Some still see victory in Missouri House's rejection of local control for St. Louis police

This article first appeared in the St. Louis Beacon, March 31, 2010 -  The Missouri House voted today against returning to City Hall control of the St. Louis Police Department. But one of the chief advocates, state Rep. Jamilah Nasheed, D-St. Louis, says a loss is still a victory. That's because it's the first time the House has voted on the issue since the state took control almost 150 years ago.

Meanwhile, another advocate of city control -- state Rep. Chris Carter, D-St. Louis -- countered by filing legislation that would place all local police departments under the control of the state of Missouri.
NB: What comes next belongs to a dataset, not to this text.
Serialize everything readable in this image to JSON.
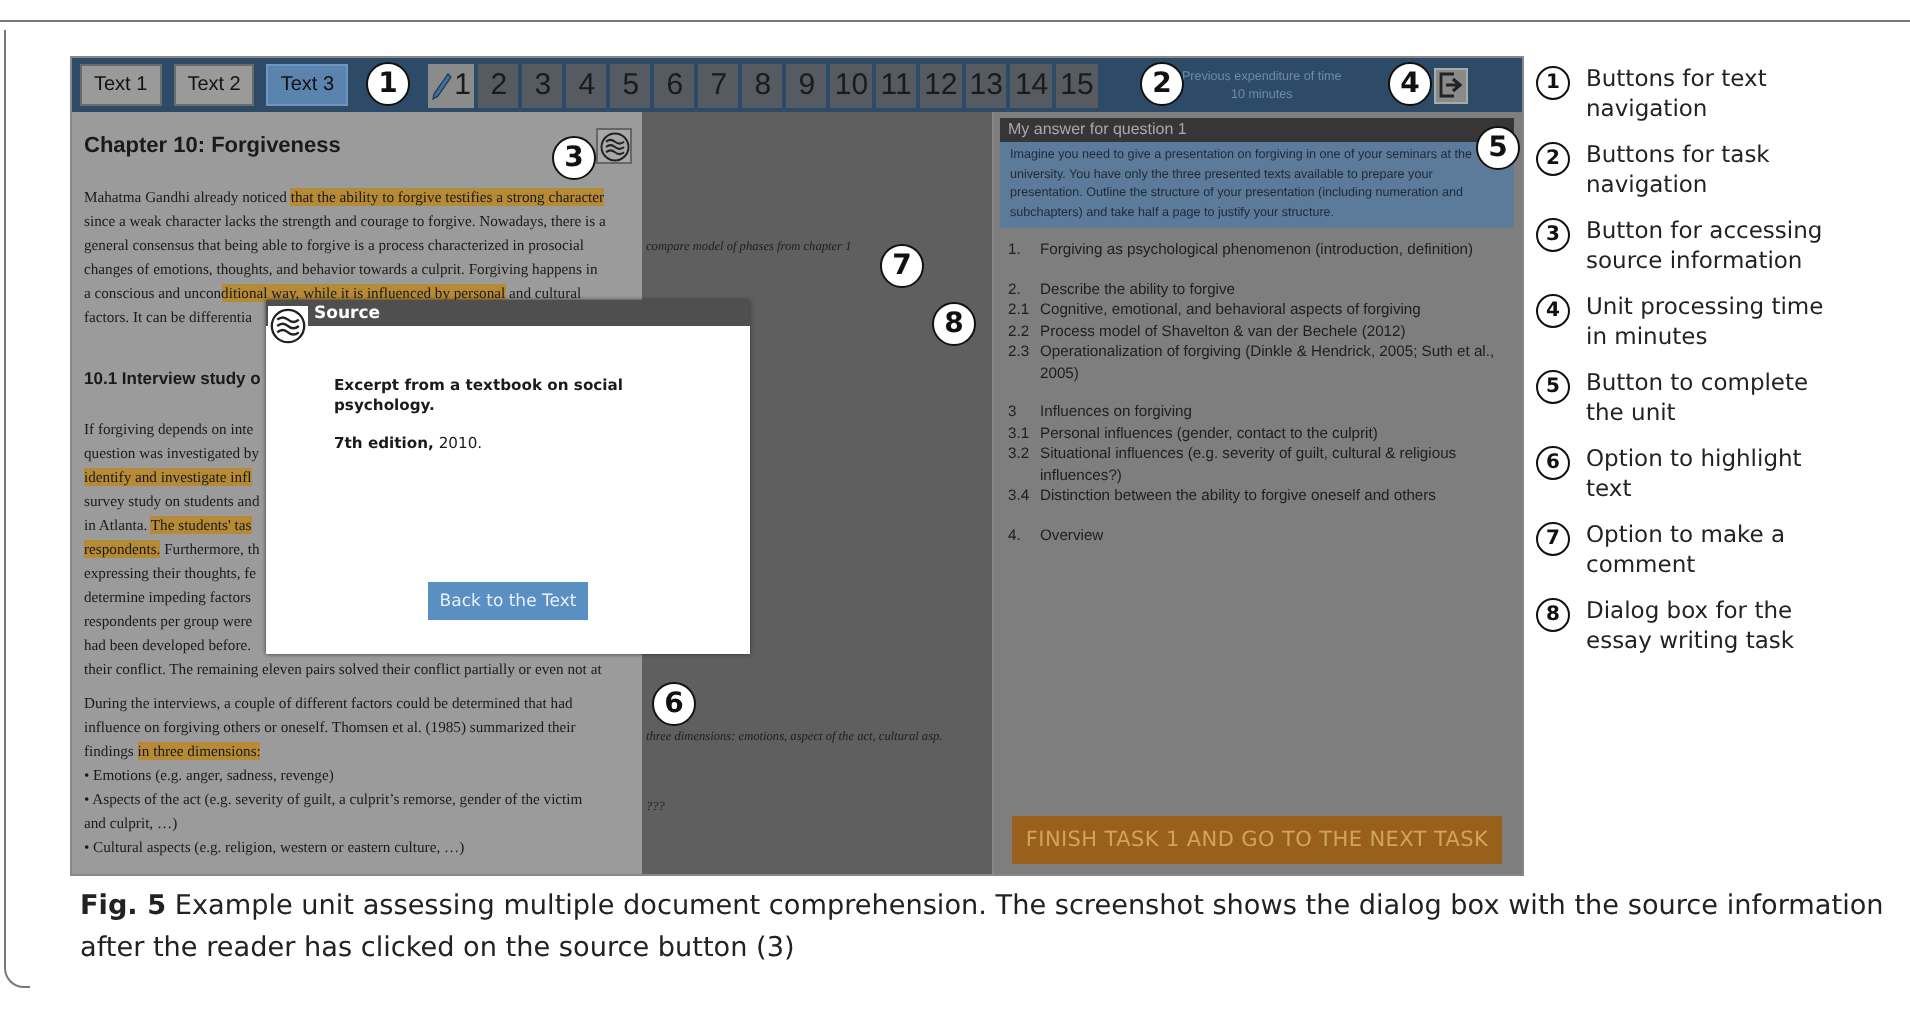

Carter says he filed the bill, HB 2434, "just hours after the Missouri House of Representatives voted 63-86'' to defeat the local-control bill. HB 1601, that would have ended state control of the St. Louis Metropolitan Police Department.
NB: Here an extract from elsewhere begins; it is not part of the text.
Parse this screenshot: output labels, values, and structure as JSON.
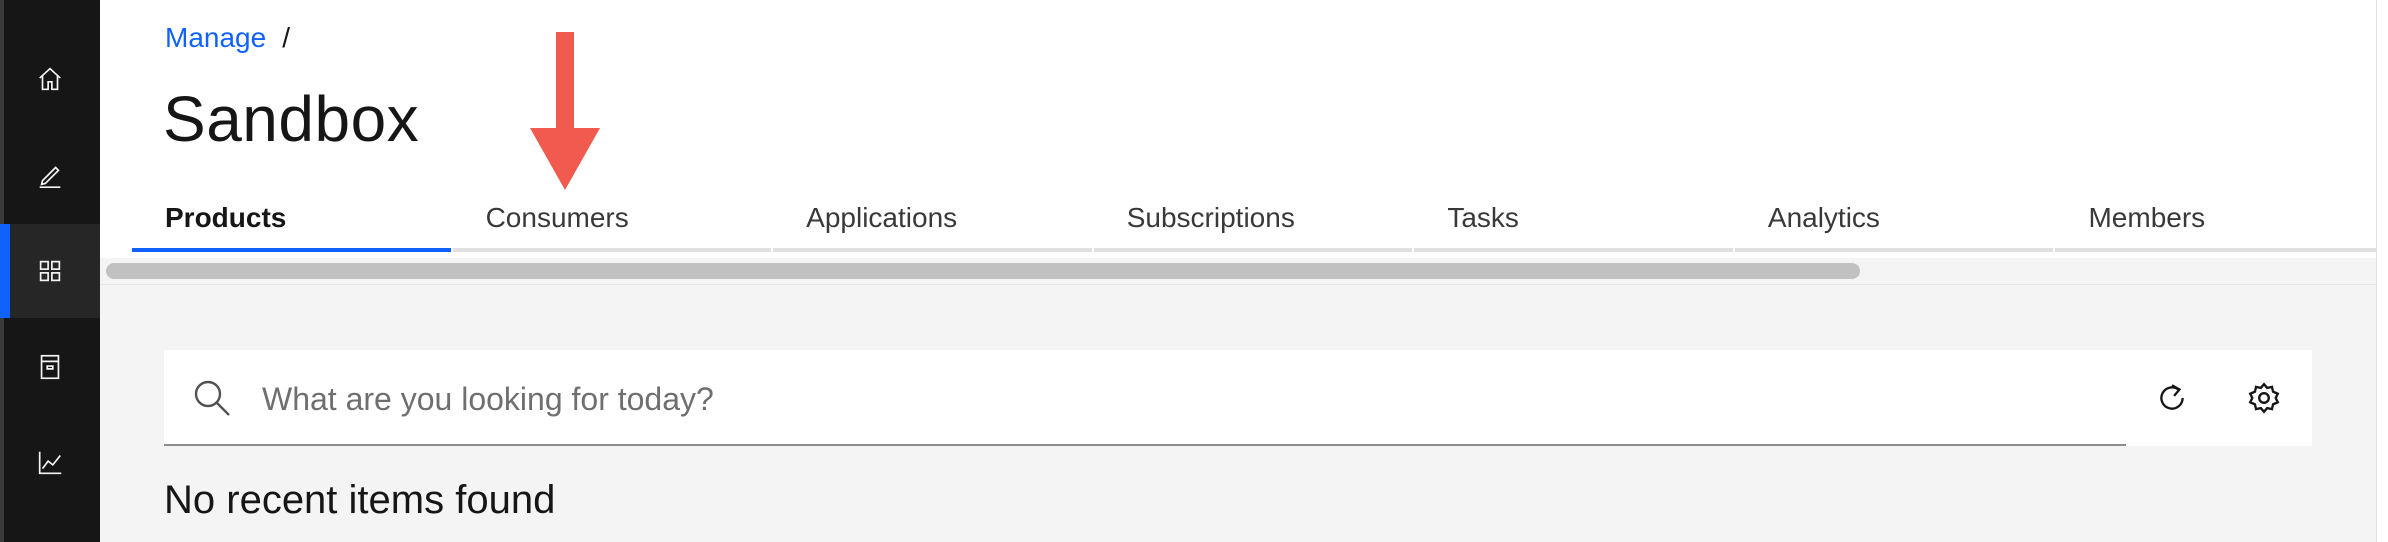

“Since those who voted against HB 1601 think state control of the St. Louis police is such a great idea, they should embrace a state takeover of their own local police departments,” Carter said. “There is no reason their constituents should continue to be denied the joy that St. Louisans experienced today of being prevented from having a voice in their own police department by people who don’t live in their city.

The St. Louis Police Department and its counterpart in Kansas City are under state control, although the cities continue to pay the bills. In St. Louis' case, the state took control during the Civil War because of concern over the city's pro-Union stance; Jefferson City was pro-Confederacy.
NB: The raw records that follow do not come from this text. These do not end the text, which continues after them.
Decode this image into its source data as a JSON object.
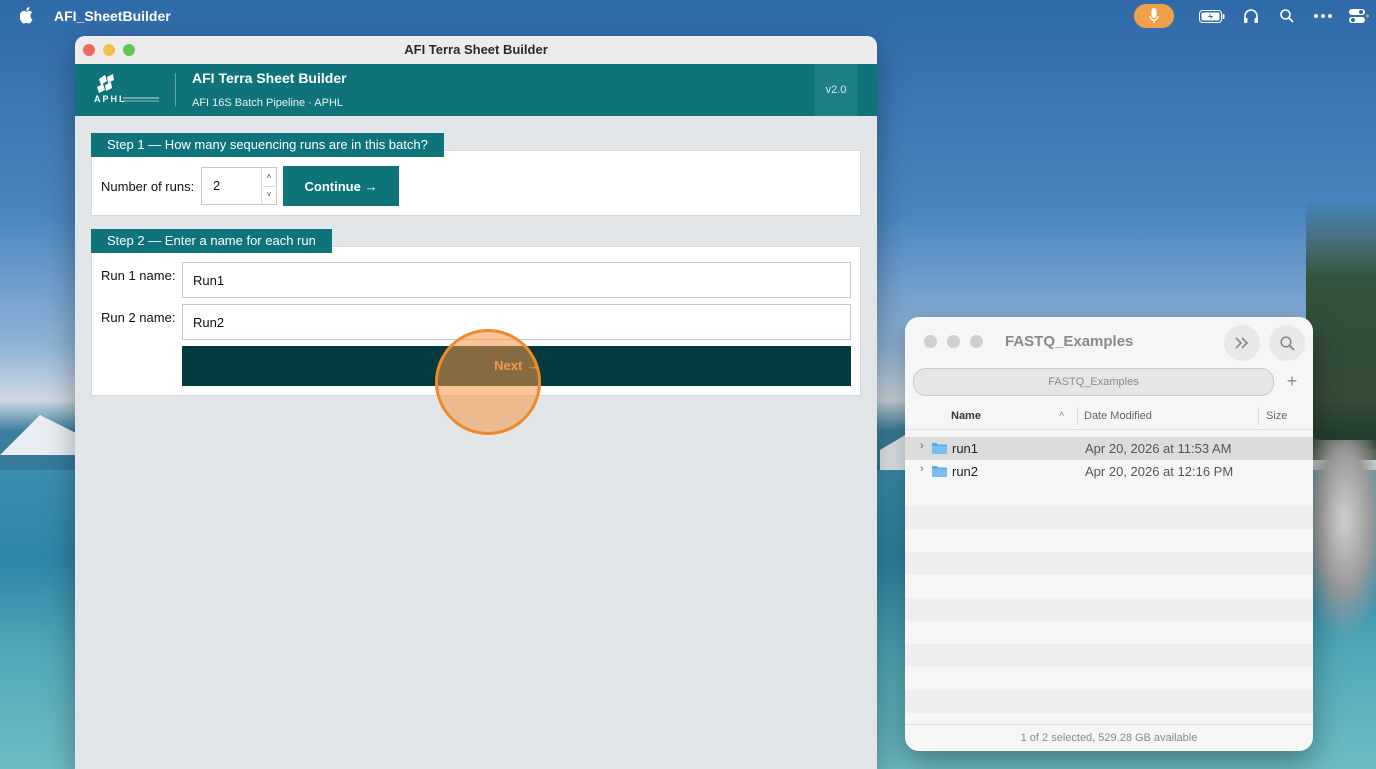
{
  "menubar": {
    "app_name": "AFI_SheetBuilder",
    "icons": [
      "apple-icon",
      "microphone-icon",
      "battery-icon",
      "headphones-icon",
      "search-icon",
      "more-icon",
      "control-center-icon"
    ]
  },
  "app": {
    "window_title": "AFI Terra Sheet Builder",
    "banner_title": "AFI Terra Sheet Builder",
    "banner_subtitle": "AFI 16S Batch Pipeline · APHL",
    "version": "v2.0",
    "logo_text": "APHL",
    "step1": {
      "header": "Step 1 — How many sequencing runs are in this batch?",
      "runs_label": "Number of runs:",
      "runs_value": "2",
      "continue_label": "Continue →"
    },
    "step2": {
      "header": "Step 2 — Enter a name for each run",
      "runs": [
        {
          "label": "Run 1 name:",
          "value": "Run1"
        },
        {
          "label": "Run 2 name:",
          "value": "Run2"
        }
      ],
      "next_label": "Next →"
    }
  },
  "finder": {
    "title": "FASTQ_Examples",
    "path": "FASTQ_Examples",
    "columns": {
      "name": "Name",
      "date": "Date Modified",
      "size": "Size"
    },
    "items": [
      {
        "name": "run1",
        "date": "Apr 20, 2026 at 11:53 AM",
        "selected": true
      },
      {
        "name": "run2",
        "date": "Apr 20, 2026 at 12:16 PM",
        "selected": false
      }
    ],
    "status": "1 of 2 selected, 529.28 GB available"
  },
  "colors": {
    "teal": "#0f7479",
    "dark_teal": "#033a3d",
    "accent_orange": "#f0a04b"
  }
}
Said Nasheed in a statement shortly after today's vote:

"Today the House of Representatives voted 63-86 to defeat House Bill 1601, which would have ended the obsolete and ineffective system of state control of the St. Louis Metropolitan Police Department. The citizens of St. Louis are only seeking what most other Missouri residents already enjoy – a voice in running their local police department that is paid for with their local tax dollars.

"After decades of being ignored, supporters of local control scored a major victory this year by bringing this issue to a vote on the House floor for the first time in history. Although the vote wasn’t successful this time, we have made significant progress that we will build on in the future. This issue will not die until St. Louis taxpayers have the power over their own affairs that they deserve. It may take a few more years, but local control will become a reality."

Meanwhile, Mayor Francis Slay quickly posted his own observations on his blog. Among other things, the mayor predicted that the city will eventually regain control. But he also acknowledged that "the issue is dead for this session."

The House defeat likely makes moot the parallel pro-local control in the state Senate, led by state Sen. Joe Keaveny, D-St. Louis and a Slay ally. But the matter could still live on as an issue in Keaveny's Democratic primary contest this summer against a former police officer, James Long.